Interessant an CURUCU ist, wie er sich vor den förmlich aufdrängenden Erkenntnissen verschließt, um ein typischer chauvinistisch-konservativer Film jener Zeit bleiben zu können. Die weibliche Protagonistin beginnt als selbstbestimmte, selbstbewusste Wissenschaftlerin, die sich deutlich Besseres vorstellen kann als ein Leben als Anhängsel eines dumpfen Macho-Arschs, nur um sich im Verlauf der Expedition – wahrlich eine Reise ins Herz der Finsternis – in ein jammerndes Weibchen zu verwandeln, das erst durch Aufgabe ihres Singlestatus eine „ganze“ Person werden kann.
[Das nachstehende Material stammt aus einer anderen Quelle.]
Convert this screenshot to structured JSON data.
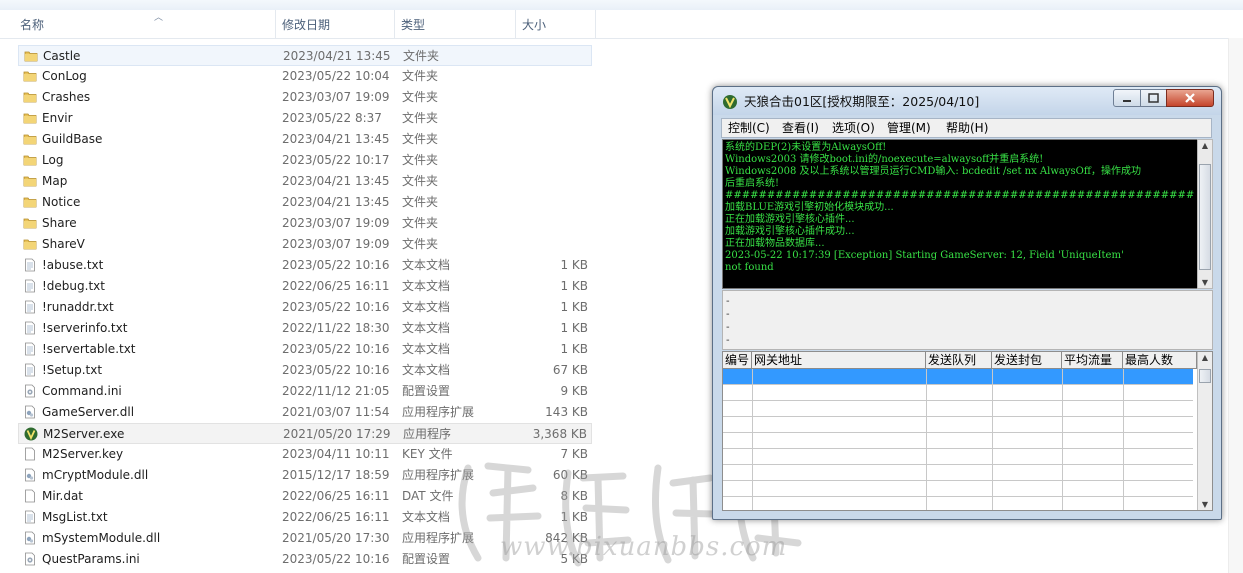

Rock Dean hingegen, ein Kotzbrocken vor dem Herrn, der jedem, der nicht seiner Meinung ist, sofort aufs Maul haut (ich glaube, er weiß gar nicht, was „Kommunikation“ ist), sich selbst für absolut unwiderstehlich hält und seine grenzenlose Borniertheit wie eine Auszeichnung vor sich her trägt, bleibt als Held unhinterfragt, einfach weil das eben die Konvention dieser Filme ist. Genau andersherum verhält es sich bei Tupanico: Seine antikolonialistisch-ökologische Position ist sofort und unmittelbar einsichtig, noch nicht einmal die beiden Helden können ihm Argumente entgegensetzen (OK, von Rock war das auch nicht unbedingt zu erwarten), trotzdem muss er den Schurkentod sterben, ohne dass sein Handeln auch nur den geringsten Nachhall finden würde. Die ganze, jeden vernunftbegabten Menschen schier wahnsinnig machende Weigerung, sich von guten Argumenten anstatt von vorformulierten Glaubenssätzen leiten zu lassen, die das Zusammenleben in komplexen Gesellschaften oft so qualvoll und schmerzhaft macht, verkörpert Siodmaks Film gewissermaßen in sich.

CURUCU, BEAST OF THE AMAZON war ein optimaler Einstieg in den letzten Tag des Wochenendes, auch wenn das Vergnügen durch einen mir gänzlich neuen Universal-Brauch milde getrübt wurde: Die Studios verfolgten wohl eine zeitlang den ätzenden Brauch, auf 4:3 gedrehte Filme „aufzublasen“, indem sie einen entsprechenden Ausschnitt vergrößerten. Das führte, wie bei der Kopie von CURUCU, nicht nur zu Unschärfen, sondern auch dazu, dass das Bild bei erheblichem Kopfraum unten massiv beschnitten war. Wieder was gelernt.